Comparing DM snapshot and fs based implementation
- the number of bytes to be copied between devices is much smaller.
- the type of filesystem must be one and only.
- the fs must be writable, no readonly fs, even for the lower original
  device. so the compression fs will not be usable. but if we use
  loopback mount, we may address this issue.
  for instance,
	mount /cdrom/squashfs.img /sq
	losetup /sq/ext2.img
	losetup /somewhere/cow
	dmsetup "snapshot /dev/loop0 /dev/loop1 ..."
- it will be difficult (or needs more operations) to extract the
  difference between the original device and COW.
- DM snapshot-merge may help a lot when users try merging. in the
  fs-layer union, users will use rsync(1).

You may want to read my old paper "Filesystems in LiveCD"
(http://aufs.sourceforge.net/aufs2/report/sq/sq.pdf).


Several characters/aspects/persona of aufs
----------------------------------------------------------------------

Aufs has several characters, aspects or persona.
1. a filesystem, callee of VFS helper
2. sub-VFS, caller of VFS helper for branches
3. a virtual filesystem which maintains persistent inode number
4. reader/writer of files on branches such like an application

1. Callee of VFS Helper
As an ordinary linux filesystem, aufs is a callee of VFS. For instance,
unlink(2) from an application reaches sys_unlink() kernel function and
then vfs_unlink() is called. vfs_unlink() is one of VFS helper and it
calls filesystem specific unlink operation. Actually aufs implements the
unlink operation but it behaves like a redirector.

2. Caller of VFS Helper for Branches
aufs_unlink() passes the unlink request to the branch filesystem as if
it were called from VFS. So the called unlink operation of the branch
filesystem acts as usual. As a caller of VFS helper, aufs should handle
every necessary pre/post operation for the branch filesystem.
- acquire the lock for the parent dir on a branch
- lookup in a branch
- revalidate dentry on a branch
- mnt_want_write() for a branch
- vfs_unlink() for a branch
- mnt_drop_write() for a branch
- release the lock on a branch

3. Persistent Inode Number
One of the most important issue for a filesystem is to maintain inode
numbers. This is particularly important to support exporting a
filesystem via NFS. Aufs is a virtual filesystem which doesn't have a
backend block device for its own. But some storage is necessary to
keep and maintain the inode numbers. It may be a large space and may not
suit to keep in memory. Aufs rents some space from its first writable
branch filesystem (by default) and creates file(s) on it. These files
are created by aufs internally and removed soon (currently) keeping
opened.
Note: Because these files are removed, they are totally gone after
      unmounting aufs. It means the inode numbers are not persistent
      across unmount or reboot. I have a plan to make them really
      persistent which will be important for aufs on NFS server.
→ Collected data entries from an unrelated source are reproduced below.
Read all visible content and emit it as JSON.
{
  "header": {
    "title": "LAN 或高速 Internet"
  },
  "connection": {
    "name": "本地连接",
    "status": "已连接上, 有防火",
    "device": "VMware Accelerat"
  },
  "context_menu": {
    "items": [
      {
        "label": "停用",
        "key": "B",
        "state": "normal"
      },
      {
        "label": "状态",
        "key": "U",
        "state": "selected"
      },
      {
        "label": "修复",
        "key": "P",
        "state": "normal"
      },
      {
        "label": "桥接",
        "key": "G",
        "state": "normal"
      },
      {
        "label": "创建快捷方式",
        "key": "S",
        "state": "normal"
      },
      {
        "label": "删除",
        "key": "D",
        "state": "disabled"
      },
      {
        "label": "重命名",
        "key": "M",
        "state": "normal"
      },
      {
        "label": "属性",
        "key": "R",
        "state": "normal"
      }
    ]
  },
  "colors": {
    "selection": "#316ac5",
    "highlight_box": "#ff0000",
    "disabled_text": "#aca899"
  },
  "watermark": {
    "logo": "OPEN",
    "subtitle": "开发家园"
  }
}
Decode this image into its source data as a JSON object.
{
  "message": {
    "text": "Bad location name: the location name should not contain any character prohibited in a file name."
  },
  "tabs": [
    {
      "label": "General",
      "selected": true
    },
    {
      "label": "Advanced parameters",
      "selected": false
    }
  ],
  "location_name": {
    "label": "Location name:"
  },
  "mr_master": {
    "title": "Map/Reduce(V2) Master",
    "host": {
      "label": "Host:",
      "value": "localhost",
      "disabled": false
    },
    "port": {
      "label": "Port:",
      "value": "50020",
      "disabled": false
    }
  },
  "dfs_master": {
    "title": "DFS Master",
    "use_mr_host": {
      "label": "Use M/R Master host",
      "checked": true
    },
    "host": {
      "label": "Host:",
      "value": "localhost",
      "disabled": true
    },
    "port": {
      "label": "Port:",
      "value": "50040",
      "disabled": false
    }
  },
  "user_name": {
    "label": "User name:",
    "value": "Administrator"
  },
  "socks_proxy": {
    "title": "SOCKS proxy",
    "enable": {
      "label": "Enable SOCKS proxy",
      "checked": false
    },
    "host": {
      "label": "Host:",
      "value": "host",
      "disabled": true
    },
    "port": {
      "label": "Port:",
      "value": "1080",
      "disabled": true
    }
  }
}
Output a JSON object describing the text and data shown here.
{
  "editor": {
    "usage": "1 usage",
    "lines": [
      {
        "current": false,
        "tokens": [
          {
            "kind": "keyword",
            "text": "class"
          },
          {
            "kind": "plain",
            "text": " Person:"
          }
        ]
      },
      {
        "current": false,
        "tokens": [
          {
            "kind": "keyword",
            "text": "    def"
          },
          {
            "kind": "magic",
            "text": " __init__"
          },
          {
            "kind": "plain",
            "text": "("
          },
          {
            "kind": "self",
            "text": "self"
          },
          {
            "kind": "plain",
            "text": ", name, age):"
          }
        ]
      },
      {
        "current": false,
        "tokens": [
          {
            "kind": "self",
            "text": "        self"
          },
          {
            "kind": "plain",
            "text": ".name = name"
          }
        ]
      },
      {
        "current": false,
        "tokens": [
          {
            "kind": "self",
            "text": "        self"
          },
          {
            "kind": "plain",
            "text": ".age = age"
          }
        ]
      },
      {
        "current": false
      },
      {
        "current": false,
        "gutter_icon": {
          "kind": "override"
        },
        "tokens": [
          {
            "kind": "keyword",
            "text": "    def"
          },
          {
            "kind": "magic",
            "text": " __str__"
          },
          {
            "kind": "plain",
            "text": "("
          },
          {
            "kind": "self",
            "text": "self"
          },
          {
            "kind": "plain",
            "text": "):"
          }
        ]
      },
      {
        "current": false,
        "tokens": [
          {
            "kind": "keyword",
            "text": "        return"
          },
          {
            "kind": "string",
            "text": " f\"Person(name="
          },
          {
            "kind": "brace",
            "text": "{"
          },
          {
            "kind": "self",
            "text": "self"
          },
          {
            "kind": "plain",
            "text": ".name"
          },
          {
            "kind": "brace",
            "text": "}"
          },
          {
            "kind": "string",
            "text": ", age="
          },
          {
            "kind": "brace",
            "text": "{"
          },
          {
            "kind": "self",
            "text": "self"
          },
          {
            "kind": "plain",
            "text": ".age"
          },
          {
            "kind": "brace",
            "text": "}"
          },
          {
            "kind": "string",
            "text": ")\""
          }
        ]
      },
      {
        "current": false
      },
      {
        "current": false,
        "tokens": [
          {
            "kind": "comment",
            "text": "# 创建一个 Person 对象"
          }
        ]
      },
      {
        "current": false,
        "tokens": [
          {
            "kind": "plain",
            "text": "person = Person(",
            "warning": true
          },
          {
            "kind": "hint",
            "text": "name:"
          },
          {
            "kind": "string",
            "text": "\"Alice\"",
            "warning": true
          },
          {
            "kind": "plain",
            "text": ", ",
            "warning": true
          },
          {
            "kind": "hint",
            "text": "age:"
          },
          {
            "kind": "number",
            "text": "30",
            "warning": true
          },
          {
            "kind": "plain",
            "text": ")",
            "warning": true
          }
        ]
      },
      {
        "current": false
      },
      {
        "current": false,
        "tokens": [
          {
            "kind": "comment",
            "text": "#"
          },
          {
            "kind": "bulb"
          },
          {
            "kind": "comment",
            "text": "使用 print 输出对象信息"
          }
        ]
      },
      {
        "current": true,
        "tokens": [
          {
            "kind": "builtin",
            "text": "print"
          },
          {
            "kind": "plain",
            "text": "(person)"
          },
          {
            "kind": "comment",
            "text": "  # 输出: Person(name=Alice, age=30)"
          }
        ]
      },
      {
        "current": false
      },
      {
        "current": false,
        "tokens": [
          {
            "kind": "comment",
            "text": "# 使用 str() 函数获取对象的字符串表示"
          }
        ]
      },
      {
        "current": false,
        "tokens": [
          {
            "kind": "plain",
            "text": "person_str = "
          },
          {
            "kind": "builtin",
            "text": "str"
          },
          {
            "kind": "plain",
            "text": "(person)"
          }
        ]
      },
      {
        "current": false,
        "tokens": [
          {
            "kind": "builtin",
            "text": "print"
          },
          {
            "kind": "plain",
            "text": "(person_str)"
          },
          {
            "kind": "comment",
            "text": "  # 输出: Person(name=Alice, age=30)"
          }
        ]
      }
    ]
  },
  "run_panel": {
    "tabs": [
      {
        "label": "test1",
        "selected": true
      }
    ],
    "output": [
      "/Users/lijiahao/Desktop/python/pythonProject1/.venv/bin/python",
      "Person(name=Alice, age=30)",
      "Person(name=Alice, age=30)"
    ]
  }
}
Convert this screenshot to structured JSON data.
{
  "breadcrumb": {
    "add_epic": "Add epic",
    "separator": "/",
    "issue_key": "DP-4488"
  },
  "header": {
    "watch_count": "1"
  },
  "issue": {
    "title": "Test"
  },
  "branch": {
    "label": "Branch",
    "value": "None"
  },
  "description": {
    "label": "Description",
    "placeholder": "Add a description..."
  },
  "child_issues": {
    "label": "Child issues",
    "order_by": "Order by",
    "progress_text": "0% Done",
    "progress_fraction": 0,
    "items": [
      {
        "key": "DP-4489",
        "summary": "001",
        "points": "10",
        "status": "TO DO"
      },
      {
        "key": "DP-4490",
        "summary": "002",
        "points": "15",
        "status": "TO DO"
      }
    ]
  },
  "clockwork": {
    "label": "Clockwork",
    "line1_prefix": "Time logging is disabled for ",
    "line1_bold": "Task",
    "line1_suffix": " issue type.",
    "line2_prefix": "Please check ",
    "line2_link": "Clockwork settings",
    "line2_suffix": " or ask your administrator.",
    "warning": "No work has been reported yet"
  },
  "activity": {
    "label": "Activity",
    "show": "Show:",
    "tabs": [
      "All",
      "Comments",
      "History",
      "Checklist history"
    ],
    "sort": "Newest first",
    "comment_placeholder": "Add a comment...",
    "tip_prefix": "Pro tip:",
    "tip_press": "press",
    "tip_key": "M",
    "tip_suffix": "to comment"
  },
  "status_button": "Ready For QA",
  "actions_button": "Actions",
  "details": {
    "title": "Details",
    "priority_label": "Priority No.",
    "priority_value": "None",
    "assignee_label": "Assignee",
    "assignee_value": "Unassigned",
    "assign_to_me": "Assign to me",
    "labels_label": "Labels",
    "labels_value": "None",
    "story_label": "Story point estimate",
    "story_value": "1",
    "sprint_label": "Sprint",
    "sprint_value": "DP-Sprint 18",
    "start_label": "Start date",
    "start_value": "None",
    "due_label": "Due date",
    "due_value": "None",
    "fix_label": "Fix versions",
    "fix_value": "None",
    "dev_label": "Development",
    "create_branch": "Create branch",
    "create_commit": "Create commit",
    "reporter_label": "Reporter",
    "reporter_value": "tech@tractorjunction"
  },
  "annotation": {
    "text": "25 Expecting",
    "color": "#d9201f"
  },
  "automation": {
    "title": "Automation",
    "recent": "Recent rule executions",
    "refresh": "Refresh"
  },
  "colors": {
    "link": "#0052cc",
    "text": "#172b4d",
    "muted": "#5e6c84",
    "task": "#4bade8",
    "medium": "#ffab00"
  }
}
4. Read/Write Files Internally (copy-on-write)
Because a branch can be readonly, when you write a file on it, aufs will
"copy-up" it to the upper writable branch internally. And then write the
originally requested thing to the file. Generally kernel doesn't
open/read/write file actively. In aufs, even a single write may cause a
internal "file copy". This behaviour is very similar to cp(1) command.

Some people may think it is better to pass such work to user space
helper, instead of doing in kernel space. Actually I am still thinking
about it. But currently I have implemented it in kernel space.